Two days before she died, Linda called in to work to say she wouldn’t be there that week because of a family emergency. In her early 50s, Linda, a recovering alcoholic, had become an avid biker and was known by her closest friends as a healthy, happy and energetic woman still in her prime. Linda’s last words were in the form of an elusive message on a family member’s phone, asking him to come by her place later that afternoon to check on things. He might be disturbed by what he found, she said, adding that her house was all in order. Then Linda turned on the engine of her car, which was parked in the garage, stepped inside with her dog, and breathed the fumes of the carbon monoxide…. “We had no idea she was feeling depressed. She never gave us any clue she was suicidal!” a close friend still exclaims years later over coffee, shaking her head in disbelief and muted expressions of anger.
Many Suicides Happen Without Warning
Linda is one of many Americans who commit suicide every year due to mental health or substance use disorders, and without warning to loved ones, making suicide the 10th-leading cause of death in this country—not to mention the third-leading cause of death among young people between the ages of 10 and 24, according to the Centers for Disease Control and Prevention. (For people between the ages of 15 and 34, suicide is the second-leading cause of death.) “Many people who commit suicide do so without letting on they are thinking about it or planning it,” according to Dr. Michael Miller, assistant professor of psychiatry at Harvard Medical School, in a 2013 article in Harvard Health. And, “The first time the family may know of the distress is when they kill themselves,” Dr. David Gunnell, a suicide epidemiologist at the University of Bristol in England, told The New York Times in March 2013. This reality often means friends and family are left in the dark about the seriousness of their loved one’s condition until it’s too late. Even trained clinicians have trouble knowing when someone is on the edge of suicide. That’s because short-term predictors of suicide have been hard to pin down, says Dr. Jan Fawcett, who since 1964 has been studying suicide risk and who, as a research fellow with the National Institute of Mental Health (NIMH), was the first to discover a biological marker for suicide risk.
Study of Vets Will Help Others With Addiction, Serious Mental Illness
Now, a new algorithm that predicts who is at highest risk of committing suicide among America’s vets may also hold promising application for all those who suffer from addiction and/or serious mental illness. Veterans Affairs (VA) and NIMH scientists recently studied reams of electronic medical record data collected by the Veterans Health Administration (VHA) from 2009 to 2011 in order to develop a predictive tool for identifying and treating high-risk individuals. The resulting suicide-risk “algorithm” appeared more accurate in predicting cases of high suicide risk than even in-person assessments undertaken by the VA’s own mental health clinicians. Researchers randomly divided the pool of patients into two sample groups of equal size, each consisting of 3,180 suicide cases and 1,056,004 control patients. Using data on manner of death from the National Death Index and predictors of suicide and other types of death from VHA clinical records, researchers developed their predictive tool by assessing the first sample of patients. They then tested this new tool on the second group of patients by comparing their predictions of suicide risk to actual mortality. Their predictive model succeeded in identifying a group of very high-risk patients, less than one-third of whom had been identified in traditional one-on-one clinical encounters with a mental health professional. This predictive tool will streamline the process for identifying those at highest risk of suicide and getting them the enhanced mental health treatment they need more quickly and more proactively. And its discovery can be greeted as good news for the rest of Americans affected by mental illness, too, said NIMH Director Thomas Insel: “It’s particularly encouraging that these analyses use the types of data available to any large healthcare system,” Insel told Science Daily. “These methods could help us prevent civilian as well as veteran suicides.”

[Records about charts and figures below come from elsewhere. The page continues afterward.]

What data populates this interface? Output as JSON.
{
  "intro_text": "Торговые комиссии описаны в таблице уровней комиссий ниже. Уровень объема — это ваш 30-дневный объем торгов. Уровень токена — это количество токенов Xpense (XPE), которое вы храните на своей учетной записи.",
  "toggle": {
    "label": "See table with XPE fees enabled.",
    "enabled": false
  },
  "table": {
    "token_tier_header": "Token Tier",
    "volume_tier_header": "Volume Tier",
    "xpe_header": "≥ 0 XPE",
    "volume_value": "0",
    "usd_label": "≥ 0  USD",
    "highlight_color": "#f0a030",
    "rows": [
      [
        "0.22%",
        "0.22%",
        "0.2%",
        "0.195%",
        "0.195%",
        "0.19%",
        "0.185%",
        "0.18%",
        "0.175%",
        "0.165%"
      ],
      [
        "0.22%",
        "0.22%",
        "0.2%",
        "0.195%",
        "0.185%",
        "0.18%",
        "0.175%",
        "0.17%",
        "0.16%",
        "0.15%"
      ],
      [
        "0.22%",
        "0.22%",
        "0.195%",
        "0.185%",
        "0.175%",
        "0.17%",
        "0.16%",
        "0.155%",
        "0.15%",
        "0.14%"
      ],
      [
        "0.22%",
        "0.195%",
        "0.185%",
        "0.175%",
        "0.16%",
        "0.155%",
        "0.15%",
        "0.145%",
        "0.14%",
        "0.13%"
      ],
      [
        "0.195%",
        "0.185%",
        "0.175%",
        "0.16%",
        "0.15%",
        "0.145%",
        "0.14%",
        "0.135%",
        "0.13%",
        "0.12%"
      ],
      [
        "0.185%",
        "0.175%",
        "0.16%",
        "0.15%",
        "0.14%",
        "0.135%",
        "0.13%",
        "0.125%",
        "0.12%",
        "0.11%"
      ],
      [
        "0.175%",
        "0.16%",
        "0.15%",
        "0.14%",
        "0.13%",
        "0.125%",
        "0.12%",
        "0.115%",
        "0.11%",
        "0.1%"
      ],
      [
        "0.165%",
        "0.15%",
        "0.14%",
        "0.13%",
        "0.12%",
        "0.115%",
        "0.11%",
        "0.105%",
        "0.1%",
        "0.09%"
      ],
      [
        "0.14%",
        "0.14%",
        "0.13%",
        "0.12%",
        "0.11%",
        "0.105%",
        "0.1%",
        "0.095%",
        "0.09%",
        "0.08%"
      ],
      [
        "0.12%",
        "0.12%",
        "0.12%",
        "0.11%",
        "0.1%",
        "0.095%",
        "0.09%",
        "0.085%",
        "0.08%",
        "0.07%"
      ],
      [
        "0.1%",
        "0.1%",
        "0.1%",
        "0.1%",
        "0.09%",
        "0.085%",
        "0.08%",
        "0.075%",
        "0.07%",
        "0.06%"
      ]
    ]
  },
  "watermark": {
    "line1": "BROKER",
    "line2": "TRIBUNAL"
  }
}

Suicide Risk: What to Look for
In the meantime, until this predictive tool becomes more broadly available in hospitals and clinical care settings, families, friends and clinical caregivers of those at high risk of suicide often remain very much in the dark because suicide does not always follow clear or consistent warning signs. The following signs can be indicators, however, that a friend or loved one is at risk of taking his or her own life:
- Symptoms of acute anxiety coupled with at least several nights of severe insomnia
- A pervasive sense of hopelessness and/or the voiced conviction that they are a burden to you
- A diagnosis of drug or alcohol addiction or another mental health disorder
- The experience of a recent life-changing event involving loss or traumatic change (such as divorce or the loss of a job)
- A past suicide attempt
If ever in doubt about whether a friend or loved one is at risk of committing suicide:
- Ask them directly if they want to end their life and if they are actively planning to do so in the near future. If they say “yes” to either of these questions, tell them you will drive them to the nearest treatment center and encourage them to go with you there and then. If they do not have an immediate plan to end their life, they may still be at risk of impulsively committing suicide, so encourage them to get assessed by a psychiatrist.
- Insist that they call you if they suddenly feel they are in imminent danger of committing suicide. Also give them the number for the National Suicide Prevention Lifeline (1-800-273-8255).
- Remind them how much you love them and how their loss would forever devastate you and those who love them—and remind them there is hope.